If they do manage to get two of their own people on the Agrium board, the situation could end up like a coalition government, with key, contentious decisions almost never getting through, in an attempt to unlock the proposed value.

The question though is, whether value has indeed been lost. A simple look at Agrium’s share price 10 years ago shows a growth of almost 83% over the past decade, when inflation adjusted S&P 500 total return was around 46%. So what value is Jana looking to create? Is this value really quantifiable? Must one take their past track record with McGraw Hill and others as a benchmark? Is it really worth taking the trial-and-error risk of shuffling the board with one of the world’s largest fertilizer makers? Well, the shareholders’ opinion is all that counts and the end is indeed nigh.

That said though, the activism in shareholding is what is most appealing in these proceedings.

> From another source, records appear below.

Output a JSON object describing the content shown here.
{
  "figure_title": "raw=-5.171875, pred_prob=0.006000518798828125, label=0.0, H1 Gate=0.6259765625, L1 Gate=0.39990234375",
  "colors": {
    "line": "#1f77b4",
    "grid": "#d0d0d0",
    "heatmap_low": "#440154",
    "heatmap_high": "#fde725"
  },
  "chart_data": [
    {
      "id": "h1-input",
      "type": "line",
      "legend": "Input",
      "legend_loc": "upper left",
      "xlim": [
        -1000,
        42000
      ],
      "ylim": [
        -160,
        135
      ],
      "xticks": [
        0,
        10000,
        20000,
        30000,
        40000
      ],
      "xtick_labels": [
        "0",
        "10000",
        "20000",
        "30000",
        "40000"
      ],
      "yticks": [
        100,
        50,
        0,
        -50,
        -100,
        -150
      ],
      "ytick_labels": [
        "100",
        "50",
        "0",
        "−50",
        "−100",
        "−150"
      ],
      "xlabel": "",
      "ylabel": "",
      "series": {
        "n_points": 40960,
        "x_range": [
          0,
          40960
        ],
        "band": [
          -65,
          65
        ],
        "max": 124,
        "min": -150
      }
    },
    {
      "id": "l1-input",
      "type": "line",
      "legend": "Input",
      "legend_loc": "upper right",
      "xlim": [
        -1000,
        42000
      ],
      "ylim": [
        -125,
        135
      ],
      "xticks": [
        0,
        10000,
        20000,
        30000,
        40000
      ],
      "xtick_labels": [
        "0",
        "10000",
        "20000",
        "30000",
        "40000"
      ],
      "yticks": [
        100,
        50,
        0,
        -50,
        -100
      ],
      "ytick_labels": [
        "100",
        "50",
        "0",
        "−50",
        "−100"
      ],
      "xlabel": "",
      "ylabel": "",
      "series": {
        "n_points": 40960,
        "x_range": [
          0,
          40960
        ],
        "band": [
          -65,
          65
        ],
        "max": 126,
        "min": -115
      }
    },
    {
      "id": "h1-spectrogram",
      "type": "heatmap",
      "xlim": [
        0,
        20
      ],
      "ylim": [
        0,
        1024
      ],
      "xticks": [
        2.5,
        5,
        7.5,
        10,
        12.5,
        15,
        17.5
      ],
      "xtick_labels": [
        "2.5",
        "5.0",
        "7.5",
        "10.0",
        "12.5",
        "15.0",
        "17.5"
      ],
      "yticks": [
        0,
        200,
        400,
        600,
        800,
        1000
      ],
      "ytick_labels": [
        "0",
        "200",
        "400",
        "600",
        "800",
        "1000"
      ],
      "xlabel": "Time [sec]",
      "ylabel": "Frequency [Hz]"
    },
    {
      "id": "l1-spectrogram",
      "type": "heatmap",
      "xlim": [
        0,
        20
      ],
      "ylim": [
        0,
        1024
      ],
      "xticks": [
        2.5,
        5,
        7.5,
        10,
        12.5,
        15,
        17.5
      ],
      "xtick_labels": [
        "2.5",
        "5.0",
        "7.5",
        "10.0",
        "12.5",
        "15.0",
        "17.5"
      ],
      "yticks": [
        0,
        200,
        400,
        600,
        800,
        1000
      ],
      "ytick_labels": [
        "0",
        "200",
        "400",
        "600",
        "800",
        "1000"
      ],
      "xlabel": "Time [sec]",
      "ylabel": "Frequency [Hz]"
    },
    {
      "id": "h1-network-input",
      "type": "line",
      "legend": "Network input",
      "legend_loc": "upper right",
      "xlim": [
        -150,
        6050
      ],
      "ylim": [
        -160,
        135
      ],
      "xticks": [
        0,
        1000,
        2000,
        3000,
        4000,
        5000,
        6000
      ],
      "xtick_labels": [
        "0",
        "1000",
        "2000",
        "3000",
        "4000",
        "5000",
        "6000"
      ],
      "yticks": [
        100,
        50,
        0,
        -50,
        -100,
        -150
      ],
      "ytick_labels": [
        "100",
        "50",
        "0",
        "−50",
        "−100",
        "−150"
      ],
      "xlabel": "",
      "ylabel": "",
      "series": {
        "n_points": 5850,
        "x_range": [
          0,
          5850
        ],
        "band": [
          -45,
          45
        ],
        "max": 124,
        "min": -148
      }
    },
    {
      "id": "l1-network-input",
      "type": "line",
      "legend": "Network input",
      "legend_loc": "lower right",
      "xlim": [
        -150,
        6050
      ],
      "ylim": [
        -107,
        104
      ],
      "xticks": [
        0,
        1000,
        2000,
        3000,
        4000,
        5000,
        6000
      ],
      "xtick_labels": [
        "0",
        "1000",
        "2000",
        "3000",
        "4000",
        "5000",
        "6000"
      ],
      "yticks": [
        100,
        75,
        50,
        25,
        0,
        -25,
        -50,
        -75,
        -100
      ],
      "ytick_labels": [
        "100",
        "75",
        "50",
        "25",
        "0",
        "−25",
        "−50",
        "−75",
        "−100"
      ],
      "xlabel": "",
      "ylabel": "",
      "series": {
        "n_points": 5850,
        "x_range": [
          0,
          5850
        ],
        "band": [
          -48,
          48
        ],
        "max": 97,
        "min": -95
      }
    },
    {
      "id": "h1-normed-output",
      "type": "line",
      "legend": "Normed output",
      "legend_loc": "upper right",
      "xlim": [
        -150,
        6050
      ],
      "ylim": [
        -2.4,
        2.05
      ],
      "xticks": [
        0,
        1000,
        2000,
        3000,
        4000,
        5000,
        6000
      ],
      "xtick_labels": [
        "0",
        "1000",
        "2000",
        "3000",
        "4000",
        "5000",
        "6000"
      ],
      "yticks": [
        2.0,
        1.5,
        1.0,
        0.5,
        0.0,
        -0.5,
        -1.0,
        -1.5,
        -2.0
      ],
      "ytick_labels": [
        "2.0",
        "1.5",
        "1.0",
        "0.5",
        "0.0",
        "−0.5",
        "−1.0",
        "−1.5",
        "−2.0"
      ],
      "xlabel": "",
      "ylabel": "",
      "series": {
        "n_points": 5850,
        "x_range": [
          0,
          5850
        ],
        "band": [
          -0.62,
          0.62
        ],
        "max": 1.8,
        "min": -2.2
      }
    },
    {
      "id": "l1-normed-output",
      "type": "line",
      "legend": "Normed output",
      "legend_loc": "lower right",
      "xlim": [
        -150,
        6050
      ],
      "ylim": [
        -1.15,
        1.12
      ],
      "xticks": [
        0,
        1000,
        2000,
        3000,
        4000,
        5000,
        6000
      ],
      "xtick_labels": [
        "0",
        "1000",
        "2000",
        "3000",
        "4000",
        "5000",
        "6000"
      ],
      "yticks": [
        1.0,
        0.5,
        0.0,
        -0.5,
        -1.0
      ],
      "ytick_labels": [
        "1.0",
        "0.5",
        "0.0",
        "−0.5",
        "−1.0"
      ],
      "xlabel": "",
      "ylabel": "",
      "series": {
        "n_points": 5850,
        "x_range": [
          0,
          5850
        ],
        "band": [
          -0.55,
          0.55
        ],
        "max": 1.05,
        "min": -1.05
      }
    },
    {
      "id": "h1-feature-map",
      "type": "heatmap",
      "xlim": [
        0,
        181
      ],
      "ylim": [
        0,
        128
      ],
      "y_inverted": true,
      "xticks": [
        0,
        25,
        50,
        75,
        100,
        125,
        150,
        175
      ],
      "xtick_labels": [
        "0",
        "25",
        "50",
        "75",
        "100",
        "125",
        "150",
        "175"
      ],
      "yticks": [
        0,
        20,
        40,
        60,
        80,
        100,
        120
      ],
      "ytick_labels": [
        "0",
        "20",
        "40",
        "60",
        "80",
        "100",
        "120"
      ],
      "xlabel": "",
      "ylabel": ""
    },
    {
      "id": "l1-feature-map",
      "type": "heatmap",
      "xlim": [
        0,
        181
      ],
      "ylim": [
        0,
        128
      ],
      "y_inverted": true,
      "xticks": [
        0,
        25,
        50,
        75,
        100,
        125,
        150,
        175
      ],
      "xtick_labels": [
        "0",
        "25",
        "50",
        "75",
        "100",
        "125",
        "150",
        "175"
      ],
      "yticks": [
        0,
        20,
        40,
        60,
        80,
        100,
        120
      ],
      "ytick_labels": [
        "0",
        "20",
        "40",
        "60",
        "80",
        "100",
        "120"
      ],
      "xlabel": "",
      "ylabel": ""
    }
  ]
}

Not very long ago, I had the opportunity to learn about the annual shareholder meeting of a certain company, the name of which we will keep anonymous. Before I start off describing the story, I should maybe make it clear that this was a shareholder meet for a small firm, not a Fortune 500 place. Nonetheless, the inevitable comparison with the on-going Jana-Agrium fight did happen, vis-à-vis shareholders’ role in capital markets.

So the first thing I found funny with this firm, was that the average age of the handful of shareholders present in the meeting was over 70, at least. When casually asked why this was so, an officer of the company said that in general it is the retired community that invests in stocks! Secondly, there was a piece of material information – a problem that could potentially hurt future prospects,  that had not been universally and formally disclosed. Inadvertent leaks were all that was out. When quizzed about it, the issue was very cleverly skirted. The shareholders were not very persistent and the fact that the question went unanswered did not raise any red flags, whatsoever. The board has been made up of 4 people, who have been on the board, since the company went public. Maybe a couple of people kept getting added and subtracted, but the same 4 usual suspects remained throughout. Not much is known about them, or what they do in the company. At the meeting, the directors were ‘elected’ and the resolution passed, all within 15 minutes, with the handful of people in the room too busy with their cup of tea, to even raise their hands if they dissented. A couple of harsh questions were asked, which got long-winded non-answers in response. These responses were not counter-questioned.

The stark contrast with Agrium did come to the fore. At the end of the day, benefiting from an equity investment lies in the shareholders’ hands. If I want my money to work for me, I would need to put in the effort that is required. Blaming the management for poor leadership and mismanagement is all well. But it is finally in the shareholder’s best interests to set things right if she wants to and indeed, corporate governance mechanisms do exist that enable her to do so. It’s just that these methods are disregarded. In most cases, shareholders are unaware of their rights. And it is not very often that boardroom battles end up in the living room, as has been the case with Agrium. The hope though, is that this should be an essential lesson to every shareholder. That regardless of whether the firm whose shares you hold is worth 2 million or 200 billion, the power to set things right does exist in your hands if you wish to exercise it.